Сигаретой согревшись, я таю и льюсь на паркет,
чтоб прижился в паркете торшера горящего корень.
Одиночество — геометрический рай потолка,
монотонное небо в двенадцать расчетных квадратов.
Я смотрю на часы, на часах ходят кругом века,
бесконечность пробьют, пропадут и вернутся обратно.
И осень не устойчива, и я
смотрю на небо: блюз последних листьев —
не музыка, рисунок бытия,
дилогия, роман в опавших письмах.
Случайная, короткая игра,
где расстоянье служит лейтмотивом
разлуке с жизнью. Тёплые ветра
сметают листья, письма…мимо, мимо…
И небо — как инстанция, куда
отчаявшийся шлёт свои молитвы
спокойствию, не зная, что года
спокойствия из холода отлиты.
Что вечная зима — простой прогноз,
а вечные сомнения — диагноз.
Пропишет врач железный стук колёс,
три раза в год, и море, лучше — в август.
Но время неустойчиво, его
отрезки на Руси неравномерны:
они девятимесячной зимой
темны, к тому же действуют на нервы.
Отсюда неустойчивость черты
слиянья неба с крышами бараков.
И даже в одиночестве мечты
осенний мир для нас не одинаков.
Замерзали, я знаю, в сквозных подворотнях ветра.
Это было начало зимы, завершенья начало.
Лисий нос в небесах — вечерами луна так хитра —
нюхал окна квартир и лучом ворошил одеяла.
Спали все. Даже свет в коридоре, умаявшись, спал,
вспыхнув коротко нитью вольфрамовой. Спали младенцы
в роддомах. Спал поэт ленинградский, спал волчий оскал
на плече уголовника. Смявшись, спало полотенце.
Это было начало зимы. Так хотелось украсть
портмоне с толстой пачкой весенних берёзовых листьев.
Так хотелось порвать небосводу студёную пасть,
чтобы выпустить жар! Накалить им блестящие мысли.
Но уснула Багира и когти её расслоил
спёртый воздух квартиры, зашторенной снежною скукой.
И сосед-алкоголик во сне с бодуна колотил
свою рыжую, словно апрельское солнышко, суку.
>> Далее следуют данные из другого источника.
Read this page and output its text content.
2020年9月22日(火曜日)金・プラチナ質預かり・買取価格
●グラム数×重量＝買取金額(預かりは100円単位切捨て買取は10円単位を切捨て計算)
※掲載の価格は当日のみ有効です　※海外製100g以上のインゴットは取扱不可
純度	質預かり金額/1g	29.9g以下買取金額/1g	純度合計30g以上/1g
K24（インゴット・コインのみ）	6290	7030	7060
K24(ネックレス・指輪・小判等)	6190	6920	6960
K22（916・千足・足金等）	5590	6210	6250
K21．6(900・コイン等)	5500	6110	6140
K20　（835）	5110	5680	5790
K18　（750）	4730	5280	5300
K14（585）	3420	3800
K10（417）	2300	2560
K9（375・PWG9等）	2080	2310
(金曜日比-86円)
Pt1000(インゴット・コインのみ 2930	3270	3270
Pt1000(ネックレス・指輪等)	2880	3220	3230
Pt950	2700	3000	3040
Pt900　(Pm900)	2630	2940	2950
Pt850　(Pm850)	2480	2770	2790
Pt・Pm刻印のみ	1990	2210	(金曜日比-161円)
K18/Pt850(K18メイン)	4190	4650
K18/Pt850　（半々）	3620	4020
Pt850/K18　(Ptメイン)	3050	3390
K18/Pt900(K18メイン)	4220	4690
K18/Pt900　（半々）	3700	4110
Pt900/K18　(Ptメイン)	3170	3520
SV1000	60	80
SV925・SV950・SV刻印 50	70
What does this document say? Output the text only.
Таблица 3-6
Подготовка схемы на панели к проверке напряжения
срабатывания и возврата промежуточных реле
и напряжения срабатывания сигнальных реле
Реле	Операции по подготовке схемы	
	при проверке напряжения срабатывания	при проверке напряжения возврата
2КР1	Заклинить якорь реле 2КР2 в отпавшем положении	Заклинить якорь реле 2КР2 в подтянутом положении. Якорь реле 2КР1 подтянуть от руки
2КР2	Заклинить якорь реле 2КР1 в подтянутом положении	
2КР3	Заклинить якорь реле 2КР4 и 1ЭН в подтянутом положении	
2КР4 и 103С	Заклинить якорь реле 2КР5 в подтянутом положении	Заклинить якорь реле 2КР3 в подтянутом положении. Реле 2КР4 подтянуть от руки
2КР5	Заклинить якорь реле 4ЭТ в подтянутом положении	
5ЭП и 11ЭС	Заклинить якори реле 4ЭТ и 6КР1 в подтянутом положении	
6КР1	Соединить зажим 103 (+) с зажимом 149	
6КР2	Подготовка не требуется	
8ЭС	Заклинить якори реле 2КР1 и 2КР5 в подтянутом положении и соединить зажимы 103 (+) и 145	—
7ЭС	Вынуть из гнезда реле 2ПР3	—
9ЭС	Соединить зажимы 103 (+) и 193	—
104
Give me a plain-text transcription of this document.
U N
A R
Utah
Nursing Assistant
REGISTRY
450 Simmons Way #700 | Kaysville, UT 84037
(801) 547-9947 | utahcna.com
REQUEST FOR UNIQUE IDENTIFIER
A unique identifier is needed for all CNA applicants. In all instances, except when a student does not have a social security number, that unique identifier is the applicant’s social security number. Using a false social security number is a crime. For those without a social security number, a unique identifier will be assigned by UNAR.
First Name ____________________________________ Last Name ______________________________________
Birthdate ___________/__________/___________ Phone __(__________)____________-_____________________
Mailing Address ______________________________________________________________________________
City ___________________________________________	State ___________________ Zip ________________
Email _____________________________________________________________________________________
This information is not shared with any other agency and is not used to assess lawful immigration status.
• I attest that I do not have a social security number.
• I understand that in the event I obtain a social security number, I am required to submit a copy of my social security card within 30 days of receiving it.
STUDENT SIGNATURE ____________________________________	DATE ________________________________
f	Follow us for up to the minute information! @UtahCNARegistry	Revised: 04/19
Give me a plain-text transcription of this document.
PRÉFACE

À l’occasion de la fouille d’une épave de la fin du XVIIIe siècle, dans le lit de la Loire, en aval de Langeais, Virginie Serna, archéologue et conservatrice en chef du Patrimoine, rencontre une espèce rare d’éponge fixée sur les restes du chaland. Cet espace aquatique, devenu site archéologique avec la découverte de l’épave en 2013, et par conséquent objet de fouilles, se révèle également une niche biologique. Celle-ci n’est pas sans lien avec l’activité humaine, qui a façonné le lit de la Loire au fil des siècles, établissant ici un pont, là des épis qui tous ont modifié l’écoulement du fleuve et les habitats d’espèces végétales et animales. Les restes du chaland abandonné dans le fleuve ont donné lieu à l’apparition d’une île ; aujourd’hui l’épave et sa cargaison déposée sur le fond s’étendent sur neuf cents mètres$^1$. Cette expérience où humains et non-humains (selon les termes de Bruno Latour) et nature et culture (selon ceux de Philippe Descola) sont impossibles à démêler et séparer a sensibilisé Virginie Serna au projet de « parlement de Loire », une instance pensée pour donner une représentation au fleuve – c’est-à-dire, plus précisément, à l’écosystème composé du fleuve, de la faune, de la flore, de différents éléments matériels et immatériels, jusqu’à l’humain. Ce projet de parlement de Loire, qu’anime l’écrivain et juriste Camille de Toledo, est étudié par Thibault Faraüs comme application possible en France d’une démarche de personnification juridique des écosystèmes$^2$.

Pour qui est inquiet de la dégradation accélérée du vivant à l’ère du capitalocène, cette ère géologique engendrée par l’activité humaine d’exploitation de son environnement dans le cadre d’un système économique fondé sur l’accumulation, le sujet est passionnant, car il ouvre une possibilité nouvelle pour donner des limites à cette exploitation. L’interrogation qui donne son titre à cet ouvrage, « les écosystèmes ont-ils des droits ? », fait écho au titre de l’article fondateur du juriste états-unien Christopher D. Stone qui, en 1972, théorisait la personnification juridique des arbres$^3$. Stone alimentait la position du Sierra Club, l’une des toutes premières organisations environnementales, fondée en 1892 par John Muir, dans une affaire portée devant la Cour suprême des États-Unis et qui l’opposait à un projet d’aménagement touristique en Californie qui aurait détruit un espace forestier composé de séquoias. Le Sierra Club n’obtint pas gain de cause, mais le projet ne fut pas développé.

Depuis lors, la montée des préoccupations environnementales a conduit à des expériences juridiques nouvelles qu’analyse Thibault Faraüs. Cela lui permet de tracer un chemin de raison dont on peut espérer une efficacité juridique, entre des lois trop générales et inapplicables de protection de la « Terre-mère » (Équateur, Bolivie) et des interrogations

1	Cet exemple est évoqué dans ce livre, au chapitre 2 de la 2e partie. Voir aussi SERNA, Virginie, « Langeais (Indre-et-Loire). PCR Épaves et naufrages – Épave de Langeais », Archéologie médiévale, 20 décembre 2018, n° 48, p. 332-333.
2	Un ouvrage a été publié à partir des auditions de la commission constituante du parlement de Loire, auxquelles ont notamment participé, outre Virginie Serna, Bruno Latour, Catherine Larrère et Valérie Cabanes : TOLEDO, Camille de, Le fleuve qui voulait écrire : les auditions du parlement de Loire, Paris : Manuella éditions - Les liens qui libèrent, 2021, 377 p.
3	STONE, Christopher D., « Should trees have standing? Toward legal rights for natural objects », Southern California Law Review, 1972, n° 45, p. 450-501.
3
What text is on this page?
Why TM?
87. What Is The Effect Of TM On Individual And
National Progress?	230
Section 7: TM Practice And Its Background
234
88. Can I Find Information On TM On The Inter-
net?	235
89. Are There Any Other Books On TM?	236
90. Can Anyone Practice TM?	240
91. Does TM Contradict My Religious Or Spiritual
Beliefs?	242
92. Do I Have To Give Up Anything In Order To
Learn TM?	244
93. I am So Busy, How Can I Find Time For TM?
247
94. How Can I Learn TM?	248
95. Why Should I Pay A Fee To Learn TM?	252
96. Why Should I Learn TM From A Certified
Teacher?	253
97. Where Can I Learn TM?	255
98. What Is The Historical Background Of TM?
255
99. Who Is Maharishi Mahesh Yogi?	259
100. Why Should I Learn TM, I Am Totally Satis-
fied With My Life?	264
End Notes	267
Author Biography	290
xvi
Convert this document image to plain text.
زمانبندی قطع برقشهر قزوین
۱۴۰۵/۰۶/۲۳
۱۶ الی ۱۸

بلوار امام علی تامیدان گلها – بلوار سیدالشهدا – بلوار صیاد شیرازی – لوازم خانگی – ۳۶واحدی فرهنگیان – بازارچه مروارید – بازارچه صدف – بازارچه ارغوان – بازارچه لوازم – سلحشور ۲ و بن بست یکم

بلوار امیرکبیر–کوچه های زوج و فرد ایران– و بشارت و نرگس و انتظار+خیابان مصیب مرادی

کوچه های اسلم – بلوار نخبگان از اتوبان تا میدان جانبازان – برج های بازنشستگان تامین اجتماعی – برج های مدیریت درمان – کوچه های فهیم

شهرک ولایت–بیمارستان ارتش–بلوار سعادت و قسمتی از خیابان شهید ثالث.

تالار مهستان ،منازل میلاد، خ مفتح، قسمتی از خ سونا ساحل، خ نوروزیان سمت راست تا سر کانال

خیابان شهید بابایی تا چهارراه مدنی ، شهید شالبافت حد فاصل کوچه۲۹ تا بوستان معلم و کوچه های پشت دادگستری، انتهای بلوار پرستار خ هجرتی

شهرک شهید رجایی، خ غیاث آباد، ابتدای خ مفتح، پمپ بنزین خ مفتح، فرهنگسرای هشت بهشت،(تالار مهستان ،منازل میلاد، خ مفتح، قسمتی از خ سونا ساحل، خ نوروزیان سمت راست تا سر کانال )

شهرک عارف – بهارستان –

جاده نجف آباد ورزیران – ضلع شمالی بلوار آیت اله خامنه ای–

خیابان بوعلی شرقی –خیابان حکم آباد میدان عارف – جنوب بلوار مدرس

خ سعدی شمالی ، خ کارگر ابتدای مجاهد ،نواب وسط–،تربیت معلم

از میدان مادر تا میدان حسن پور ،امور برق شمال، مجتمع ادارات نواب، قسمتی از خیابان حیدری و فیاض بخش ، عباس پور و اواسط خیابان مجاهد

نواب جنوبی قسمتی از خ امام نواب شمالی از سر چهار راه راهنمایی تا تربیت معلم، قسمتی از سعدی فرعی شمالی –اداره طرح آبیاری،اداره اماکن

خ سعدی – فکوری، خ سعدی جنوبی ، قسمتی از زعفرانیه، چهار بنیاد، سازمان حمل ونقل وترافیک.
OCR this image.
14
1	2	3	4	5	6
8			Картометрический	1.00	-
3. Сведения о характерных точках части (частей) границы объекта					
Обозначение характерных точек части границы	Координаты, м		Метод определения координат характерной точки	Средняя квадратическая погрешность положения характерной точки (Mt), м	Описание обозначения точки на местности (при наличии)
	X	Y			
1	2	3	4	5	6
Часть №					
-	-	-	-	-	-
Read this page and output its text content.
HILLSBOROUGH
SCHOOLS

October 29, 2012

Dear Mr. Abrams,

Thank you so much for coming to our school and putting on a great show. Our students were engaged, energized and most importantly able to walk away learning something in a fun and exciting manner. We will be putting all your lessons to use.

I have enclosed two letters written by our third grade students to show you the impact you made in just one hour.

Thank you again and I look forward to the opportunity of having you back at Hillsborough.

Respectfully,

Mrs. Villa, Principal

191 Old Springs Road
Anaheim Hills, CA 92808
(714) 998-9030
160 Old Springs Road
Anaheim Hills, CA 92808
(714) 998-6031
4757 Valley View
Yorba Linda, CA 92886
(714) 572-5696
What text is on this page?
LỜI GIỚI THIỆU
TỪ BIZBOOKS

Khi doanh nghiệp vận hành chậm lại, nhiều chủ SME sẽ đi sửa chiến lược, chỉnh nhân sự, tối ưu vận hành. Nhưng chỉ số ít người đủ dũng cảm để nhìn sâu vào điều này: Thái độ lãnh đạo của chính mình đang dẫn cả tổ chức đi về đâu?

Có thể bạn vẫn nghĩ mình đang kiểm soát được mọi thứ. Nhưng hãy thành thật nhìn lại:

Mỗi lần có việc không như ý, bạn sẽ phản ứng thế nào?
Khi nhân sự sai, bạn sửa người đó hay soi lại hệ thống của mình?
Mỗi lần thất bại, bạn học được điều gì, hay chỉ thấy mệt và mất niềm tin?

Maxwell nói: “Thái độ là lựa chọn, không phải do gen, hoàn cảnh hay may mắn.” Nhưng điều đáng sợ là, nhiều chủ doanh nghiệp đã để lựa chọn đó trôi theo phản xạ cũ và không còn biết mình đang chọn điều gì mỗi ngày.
Спали все. Этот нудный ноктюрн можно не продолжать,
просто вызубрить столбики слов ленинградского Кая.
Но итог безутешен: проснувшись, здесь нечем дышать,
как и там, где не спят никогда — в вечном лете. Я знаю.
Рядом с осенью целыми днями
бродит ветер по платью реки.
Вечер лунными дышит огнями,
будто курят луну казаки.
Стонет птица по-русски напевно,
здесь земли нашей древняя грань.
И как будто степная царевна,
льёт притихшие воды Кубань.
Птица стонет и солнце садится
на коней покрывалом ночей.
Смотрят в небо казачьи станицы
огоньками оконных свечей.
Бродят тучи как сонные звери,
мокрой шерстью дождей шевеля.
Разве можно здесь в бога не верить,
если бог — это наша земля.
В кольце Садовом — призраки Парижа,
в Чертанове — сплошное Катманду.
Кто знает, как в России можно выжить,
сидит с вещами в аэропорту.
Этапы, пересылки и бараки —
колье, в котором фианит Кремля
торчит как фикса лагерной собаки,
загрызшей своего поводыря.
Страна, где всё нечёт и всё не в рифму,
где полный ход намереньям благим,
бычками и помадой пишет в лифтах
трёхбуквенный народный русский гимн.
Наручники, намордники, бушлаты —
модельный бизнес скотного двора,
прет-а-порте Доцентов и Горбатых,
чумная, неживая мишура.
На Камергерском — выродки Парижа
в чертановской Уганде тупиков.
Кто помнит, как в России можно выжить,
не пишет ни признаний, ни стихов.
Ледяное. Серое. Бетон.
Волчий сон. Сибирская столица.
Жёлтый в небесах — я знаю, он
ночью обязательно приснится.
Подо льдом утопленница Обь
бьётся об метровую коросту.
День в сугробах заживо угробь —
рассмеются северные звёзды.
Небо…Небо уксус мудрецов,
химия раскрашенных снежинок
светофором. Женское лицо
белым, белым, белым обложило.
Белое на сером — рокенрол
бешеный, простуженный, сибирский.
Словно вспышка спички, день прошёл,
вечером испачкался, смирился.
Я живу и ты живёшь, и все
будут жить, от счастья леденея.
В щели окон — полосы газет,
душу — в свитер, ноги — к батарее.
Так, в квадрате комнаты распят,
жду весны, как мёртвый воскресенья.
Брошен в ад. Ни в чём не виноват,
кроме географии рождения.
Бог — в тишине. Бог — в тысячах парсек,
в галактиках, в созвездиях, в системах.